A Summary of the Situation Preparatory to Releasing the Transjordan Contingents (Joshua 21:43-45 ).
This summary assesses the situation at the end of Joshua’s successful campaign, as he was preparing to release the Transjordan contingents from Reuben, Gad and the half tribe of Manasseh. Canaan was being divided up between the tribes and all looked rosy. They saw the land as given to them, as indeed it was. They did not consider the problems that lay ahead, or if they did they were content that Yahweh could deal with them. In the writer’s view these should not have been problems. If they were faithful to the covenant with YHWH and obeyed all His commandments the future was guaranteed.
‘ So YHWH gave to Israel all the land which he swore to give to their fathers, and they possessed it, and dwelt in it.’
For these words compare Joshua 1:6; Deuteronomy 11:31; Deuteronomy 17:14; Deuteronomy 19:1; Deuteronomy 26:1.
The land was all distributed to them by lot and now they had to go in and settle it. They were securely established in the land and safe. The bridgehead had been established, and more. And the process of settlement was in progress. Indeed they had at present on the whole as much as they could hope to occupy and cultivate. The remainder would become theirs as time progressed, at which point they were to clear it of Canaanites.
‘ And YHWH gave them rest round about according to all that he swore to their fathers and there stood not a man of all their enemies before them. YHWH delivered all their enemies into their hands. There failed not ought of any good thing that YHWH had spoken to the house of Israel. All came about.’

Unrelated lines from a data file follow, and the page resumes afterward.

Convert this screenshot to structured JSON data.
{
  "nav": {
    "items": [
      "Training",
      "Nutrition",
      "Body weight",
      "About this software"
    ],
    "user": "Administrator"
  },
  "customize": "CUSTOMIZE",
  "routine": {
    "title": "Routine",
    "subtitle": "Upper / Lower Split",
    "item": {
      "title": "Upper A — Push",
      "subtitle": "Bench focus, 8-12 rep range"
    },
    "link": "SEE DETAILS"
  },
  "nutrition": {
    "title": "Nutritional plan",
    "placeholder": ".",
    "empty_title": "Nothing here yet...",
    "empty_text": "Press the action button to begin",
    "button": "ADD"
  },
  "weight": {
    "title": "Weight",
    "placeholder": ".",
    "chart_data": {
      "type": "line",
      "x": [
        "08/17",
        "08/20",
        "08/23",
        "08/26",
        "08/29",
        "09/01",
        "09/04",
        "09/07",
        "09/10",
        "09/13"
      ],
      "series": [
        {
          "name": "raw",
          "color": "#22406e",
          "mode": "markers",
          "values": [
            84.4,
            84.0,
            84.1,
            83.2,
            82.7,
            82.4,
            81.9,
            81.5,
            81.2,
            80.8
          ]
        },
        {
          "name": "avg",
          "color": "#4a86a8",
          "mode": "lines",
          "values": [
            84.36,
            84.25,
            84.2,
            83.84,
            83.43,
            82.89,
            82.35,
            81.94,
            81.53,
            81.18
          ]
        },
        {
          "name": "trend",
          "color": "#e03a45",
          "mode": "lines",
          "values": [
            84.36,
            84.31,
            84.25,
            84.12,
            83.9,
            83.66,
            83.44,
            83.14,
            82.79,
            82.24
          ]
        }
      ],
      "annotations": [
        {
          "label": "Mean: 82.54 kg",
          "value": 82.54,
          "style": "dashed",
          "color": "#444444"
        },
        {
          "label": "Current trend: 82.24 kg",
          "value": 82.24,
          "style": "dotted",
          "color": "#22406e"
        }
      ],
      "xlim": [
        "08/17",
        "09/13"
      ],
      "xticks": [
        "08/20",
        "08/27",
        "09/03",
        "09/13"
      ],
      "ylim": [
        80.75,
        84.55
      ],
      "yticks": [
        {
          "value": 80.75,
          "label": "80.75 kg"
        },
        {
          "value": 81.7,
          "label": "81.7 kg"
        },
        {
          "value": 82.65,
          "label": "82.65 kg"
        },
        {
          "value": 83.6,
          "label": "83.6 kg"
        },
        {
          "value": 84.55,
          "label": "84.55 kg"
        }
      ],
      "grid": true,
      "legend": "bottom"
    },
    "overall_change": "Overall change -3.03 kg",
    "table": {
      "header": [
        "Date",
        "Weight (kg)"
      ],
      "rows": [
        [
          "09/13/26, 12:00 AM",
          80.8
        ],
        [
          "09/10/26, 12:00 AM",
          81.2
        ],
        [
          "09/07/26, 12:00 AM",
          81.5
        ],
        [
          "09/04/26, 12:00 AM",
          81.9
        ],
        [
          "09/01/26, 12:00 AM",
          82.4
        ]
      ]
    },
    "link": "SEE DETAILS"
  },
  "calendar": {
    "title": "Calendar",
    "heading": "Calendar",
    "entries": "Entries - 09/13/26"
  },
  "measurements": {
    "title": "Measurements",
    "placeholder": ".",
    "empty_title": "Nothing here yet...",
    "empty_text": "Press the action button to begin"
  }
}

These words are also based on previous statements and promises, compare Joshua 1:13; Joshua 10:8. What God had promised He had done.
The storms ahead were not yet visible, and the writer believed that God could deal with the storms as long as Israel were faithful to the covenant. They were at rest in the land. They had suffered no permanent defeat to this stage. All their enemies had in the end fallen before them. All that God had promised had happened. The Transjordan contingents could now be released to return home.
The writer has in mind chapters 1-12. Chapters 13-21 are viewed as still future in actual fulfilment. That was what yet had to be. Thus he could declare that the land was at rest (Joshua 11:23; Joshua 14:15) although much land remained to be possessed (Joshua 13:1), and even more to be settled.